The use of standardized order forms is essential when ordering, whether done manually or online. This guides the customers in preparing the orders, facilitates ease in processing and minimizes errors in entry. Some important inputs on the order form are: Ship to Address, Item Number and description, Order Quantity, and delivery date. In most cases, companies maintain a database of its customers and product maintenance, interfacing with its order processing system.
Once the order is finalized, the customer transmits the order information to the supplier either manually, sent via email, or clicking a confirmation key when ordering online, or using EDI systems.Once received, the seller triggers the process in serving the order.
This is the part where the seller checks the order for validity before serving the items. Details such as Order Date, Payment Terms, Item, Order Quantity, Unit Price, etc., are checked. Checking also includes stock checking, accuracy checking, credit checking, back ordering, order cancelling, transcription, and billing.
The accounts receivable system is a reference for order entry since customer credit or payment status is required to clear the order to be served.
Customer feedback is also important especially when the order cannot be served as expected by the customer, for whatever reason: product not available, delivery date not feasible, credit or payment impediments, etc.
Once the order is cleared, the preparation process begins and may involve product retrieval, production or purchase.For most finished goods, product retrieval from a warehouse is triggered by a pick slip, a report used to gather the items that are on a sales order.
After the items have been prepared, a shipping confirmation is generated to record how many items were actually picked and packed for shipment based on the order. Information confirmed at this stage serves as a basis of the details of the shipping documents (e.g. waybill), and the final invoice for the customer.
Shipping documentation and the schedule of delivery is arranged at this point. Shipping logistics agreements and insurance against damage or loss during handling are important considerations for order delivery. But the most important goal of this process is to meet the delivery schedule agreed with the customer.
Order Status Reporting
It is vital to provide the customer with a status of the order once this has been shipped out. This starts with the tracing and tracking of the order once released from the warehouse.
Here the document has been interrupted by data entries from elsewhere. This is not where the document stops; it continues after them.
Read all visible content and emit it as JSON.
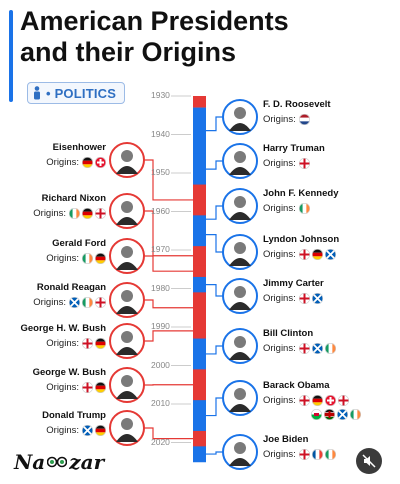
{
  "header": {
    "title_line1": "American Presidents",
    "title_line2": "and their Origins",
    "badge": "• POLITICS",
    "badge_icon": "person-icon"
  },
  "brand": {
    "logo_text": "Nazar",
    "logo_icon": "binoculars-icon"
  },
  "controls": {
    "mute_icon": "mute-icon"
  },
  "origins_label": "Origins:",
  "decades": [
    "1930",
    "1940",
    "1950",
    "1960",
    "1970",
    "1980",
    "1990",
    "2000",
    "2010",
    "2020"
  ],
  "presidents": [
    {
      "name": "F. D. Roosevelt",
      "side": "right",
      "flags": [
        "NL"
      ]
    },
    {
      "name": "Eisenhower",
      "side": "left",
      "flags": [
        "DE",
        "CH"
      ]
    },
    {
      "name": "Harry Truman",
      "side": "right",
      "flags": [
        "EN"
      ]
    },
    {
      "name": "Richard Nixon",
      "side": "left",
      "flags": [
        "IE",
        "DE",
        "EN"
      ]
    },
    {
      "name": "John F. Kennedy",
      "side": "right",
      "flags": [
        "IE"
      ]
    },
    {
      "name": "Gerald Ford",
      "side": "left",
      "flags": [
        "IE",
        "DE"
      ]
    },
    {
      "name": "Lyndon Johnson",
      "side": "right",
      "flags": [
        "EN",
        "DE",
        "SC"
      ]
    },
    {
      "name": "Ronald Reagan",
      "side": "left",
      "flags": [
        "SC",
        "IE",
        "EN"
      ]
    },
    {
      "name": "Jimmy Carter",
      "side": "right",
      "flags": [
        "EN",
        "SC"
      ]
    },
    {
      "name": "George H. W. Bush",
      "side": "left",
      "flags": [
        "EN",
        "DE"
      ]
    },
    {
      "name": "Bill Clinton",
      "side": "right",
      "flags": [
        "EN",
        "SC",
        "IE"
      ]
    },
    {
      "name": "George W. Bush",
      "side": "left",
      "flags": [
        "EN",
        "DE"
      ]
    },
    {
      "name": "Barack Obama",
      "side": "right",
      "flags": [
        "EN",
        "DE",
        "CH",
        "EN",
        "WA",
        "KE",
        "SC",
        "IE"
      ]
    },
    {
      "name": "Donald Trump",
      "side": "left",
      "flags": [
        "SC",
        "DE"
      ]
    },
    {
      "name": "Joe Biden",
      "side": "right",
      "flags": [
        "EN",
        "FR",
        "IE"
      ]
    }
  ],
  "colors": {
    "democrat": "#1a73e8",
    "republican": "#e53935",
    "accent": "#1a73e8"
  }
}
Order tracing/ tracking technologies like laser-beam bar-coding, and GPS applications are being used by logistics companies like FedEx, UPS.
The Invoice, which contains the order details and the charges, are also released at this stage, and Invoice transmittal may be done manually or electronically via email or any online B2B application.
Optimizing with Order Processing
The elements of Order Processing are complex interdependent steps that need to be performed seamlessly to ensure a smooth delivery of goods to the customer. Each element is supported by separate independent processes happening simultaneously with the order process.
An effective order processing system must have a smooth interface with other existing business processes in order to operate optimally. The goal is to fulfill customer orders with consistent reliability, enhancing the customer experience with the company, and bring about customer satisfaction — to sustain profitability.